Cache basics as far as taking these measurements is concerned...lets say there are four layers of memory. L1, the fastest, but also most expensive and smallest. Then L2. slower, not as expensive, likely larger than L1 in size. L3 less expensive, slower, larger, and then main memory the slowest, cheapest, and largest.
Lets just say we have four chunks of memory we are going to work with A, B, C, and D. L1 can only hold one chunk at a time. L2 two at a time, L3 three of the four and main memory all four.
If we do a read it first goes through L1, if there is a miss then L2, if a miss then L3, and if a miss then it will always be in main memory. Understand though this data is cached on the way back so L3, L2, and L1 will all contain the data just read, evicting as necessary (not always true but assume this simple cache model to understand how to complete your task). So if we read chunk A, then L1, L2, and L3 will all contain chunk A. Now in this hypothetical model if we read chunk B then L1 will contain B, evicting A. L2 will contain A and b and l3 will contain A and B. Read C and L1 will contain C, evicting B, lets say that L2 chooses to evict A, and contains B and C, and L3 contains A, B, and C. Read D and L1 will contain C lets say L2 evicts B and contains C and D, and say L3 evicts A and contains B, C, and D.
Assume that we dont exactly know how each cache chooses what to evict and what to keep. But assume that we do know or can figure out from motherboard specs or other sources, how large each cache is. If the above example happened in that order and L1 has D, L2 has C and D, L3 has B, C, and D and main has all four a,b,c,d. Then if when in that state we read all of block A and time it we are in theory reading it from main memory, it is not purely just the time to read that memory but also if any of the memory being evicted has changed it has to be written upstream possible hits all the way. But ideally if you were mostly doing just reads, then you will be timing mostly the reads.
Lets say that we found ourselves in the situation where chunk D is in l1, c and d in l2, b,c,d in l3 and we read all of chunk B and time it. Wouldnt that be measuring the time to access L3? with those same starting conditions then reading C would give us l2 timing. With those same starting conditions then reading D would be l1 timing right?
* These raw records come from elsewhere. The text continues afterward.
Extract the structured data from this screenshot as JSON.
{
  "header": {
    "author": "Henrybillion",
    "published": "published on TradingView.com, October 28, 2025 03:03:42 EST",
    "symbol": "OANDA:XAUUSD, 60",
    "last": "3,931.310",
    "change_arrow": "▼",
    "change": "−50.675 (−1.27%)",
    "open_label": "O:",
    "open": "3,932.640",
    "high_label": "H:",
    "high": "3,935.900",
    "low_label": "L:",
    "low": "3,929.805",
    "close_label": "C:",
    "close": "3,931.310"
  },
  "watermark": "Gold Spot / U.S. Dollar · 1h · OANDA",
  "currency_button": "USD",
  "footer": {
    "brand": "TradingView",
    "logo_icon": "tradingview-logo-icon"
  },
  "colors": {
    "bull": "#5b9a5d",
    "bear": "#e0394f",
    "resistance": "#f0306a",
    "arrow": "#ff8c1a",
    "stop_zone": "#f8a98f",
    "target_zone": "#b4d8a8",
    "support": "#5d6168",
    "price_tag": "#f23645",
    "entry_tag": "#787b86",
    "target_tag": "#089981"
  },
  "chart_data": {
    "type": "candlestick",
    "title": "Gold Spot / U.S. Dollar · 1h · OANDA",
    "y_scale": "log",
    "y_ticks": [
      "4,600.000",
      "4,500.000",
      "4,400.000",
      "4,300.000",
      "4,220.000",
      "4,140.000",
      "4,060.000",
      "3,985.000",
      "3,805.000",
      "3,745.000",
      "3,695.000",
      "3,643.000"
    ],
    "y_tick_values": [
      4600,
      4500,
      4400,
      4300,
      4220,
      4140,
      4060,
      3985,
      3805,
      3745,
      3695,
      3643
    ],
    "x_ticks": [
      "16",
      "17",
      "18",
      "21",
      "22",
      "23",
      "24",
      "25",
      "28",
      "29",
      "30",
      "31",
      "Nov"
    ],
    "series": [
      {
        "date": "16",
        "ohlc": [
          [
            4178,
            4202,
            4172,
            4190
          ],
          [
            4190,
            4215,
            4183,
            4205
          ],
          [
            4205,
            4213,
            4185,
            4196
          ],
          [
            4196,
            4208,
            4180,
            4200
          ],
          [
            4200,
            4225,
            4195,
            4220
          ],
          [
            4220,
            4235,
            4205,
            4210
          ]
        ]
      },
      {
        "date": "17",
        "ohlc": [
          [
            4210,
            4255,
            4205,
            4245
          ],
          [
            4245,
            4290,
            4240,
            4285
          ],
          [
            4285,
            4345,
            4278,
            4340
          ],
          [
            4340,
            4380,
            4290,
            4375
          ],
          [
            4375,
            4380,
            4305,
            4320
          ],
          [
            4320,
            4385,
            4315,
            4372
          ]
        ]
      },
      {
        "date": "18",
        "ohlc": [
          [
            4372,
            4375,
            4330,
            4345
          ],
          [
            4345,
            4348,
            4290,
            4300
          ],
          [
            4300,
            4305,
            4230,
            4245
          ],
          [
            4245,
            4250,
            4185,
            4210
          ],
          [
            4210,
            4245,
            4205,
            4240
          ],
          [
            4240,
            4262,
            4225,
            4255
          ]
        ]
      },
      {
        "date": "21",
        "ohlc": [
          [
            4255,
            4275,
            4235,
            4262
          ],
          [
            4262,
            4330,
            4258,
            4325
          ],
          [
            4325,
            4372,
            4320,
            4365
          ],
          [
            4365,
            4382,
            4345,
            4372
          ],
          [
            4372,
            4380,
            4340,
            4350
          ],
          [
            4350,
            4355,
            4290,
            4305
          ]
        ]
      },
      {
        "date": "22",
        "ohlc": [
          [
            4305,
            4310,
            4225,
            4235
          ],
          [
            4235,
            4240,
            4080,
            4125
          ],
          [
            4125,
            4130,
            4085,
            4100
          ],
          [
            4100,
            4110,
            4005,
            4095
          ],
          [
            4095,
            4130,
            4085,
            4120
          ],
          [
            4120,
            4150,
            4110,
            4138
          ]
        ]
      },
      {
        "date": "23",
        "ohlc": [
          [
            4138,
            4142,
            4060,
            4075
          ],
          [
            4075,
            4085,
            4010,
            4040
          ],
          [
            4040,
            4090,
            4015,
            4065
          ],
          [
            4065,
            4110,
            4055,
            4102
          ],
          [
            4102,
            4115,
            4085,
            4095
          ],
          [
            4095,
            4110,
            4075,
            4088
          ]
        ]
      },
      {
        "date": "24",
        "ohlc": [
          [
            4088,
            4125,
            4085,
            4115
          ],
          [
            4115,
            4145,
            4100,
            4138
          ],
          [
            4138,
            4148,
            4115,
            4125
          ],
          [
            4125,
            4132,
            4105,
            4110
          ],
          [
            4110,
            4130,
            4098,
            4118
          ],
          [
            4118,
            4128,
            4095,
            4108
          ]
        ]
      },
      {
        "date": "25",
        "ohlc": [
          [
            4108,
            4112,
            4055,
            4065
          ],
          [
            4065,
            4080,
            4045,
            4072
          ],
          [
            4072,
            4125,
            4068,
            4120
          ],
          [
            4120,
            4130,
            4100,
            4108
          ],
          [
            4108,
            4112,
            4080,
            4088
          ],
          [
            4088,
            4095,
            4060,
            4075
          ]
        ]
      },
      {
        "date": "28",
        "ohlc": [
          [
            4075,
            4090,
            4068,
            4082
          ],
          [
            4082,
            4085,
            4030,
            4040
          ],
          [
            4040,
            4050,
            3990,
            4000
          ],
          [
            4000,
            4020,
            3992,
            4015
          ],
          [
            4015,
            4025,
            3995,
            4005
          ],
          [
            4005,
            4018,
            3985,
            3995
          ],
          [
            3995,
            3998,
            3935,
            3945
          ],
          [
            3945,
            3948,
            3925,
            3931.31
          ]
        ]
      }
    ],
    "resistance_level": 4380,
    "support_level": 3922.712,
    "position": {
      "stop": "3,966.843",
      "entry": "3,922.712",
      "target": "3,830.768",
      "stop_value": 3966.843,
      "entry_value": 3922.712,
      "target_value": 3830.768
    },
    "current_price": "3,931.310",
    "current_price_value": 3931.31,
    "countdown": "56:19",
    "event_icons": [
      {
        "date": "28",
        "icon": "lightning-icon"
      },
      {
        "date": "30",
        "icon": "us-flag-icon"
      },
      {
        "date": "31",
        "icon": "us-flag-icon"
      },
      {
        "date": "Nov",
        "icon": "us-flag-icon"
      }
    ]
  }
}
The trick is to get yourself into those conditions. The sizes of the caches are likely not such that l2 is twice the size of l1 and so on so to completely control what is in L1 you need to read enough data to fill L1. Moreso if you were to read L3 size amount of data then in theory L3 has all that data, L2 has the last L2 amount of that data and L1 has the last L1 amount of that data.
Using the data cache is easier than instruction cache but you can do this either way, you need at least L3 sized amount of instructions in main memory, a large quantity of nops. executing a linear chunk of instructions is no different than reading a linear chunk of memory. as far as read cycles goes. Instruction is easier as far as enabling and using the I cache. To enable data cache may or may not be simple based on your operating system and how you are managing memory.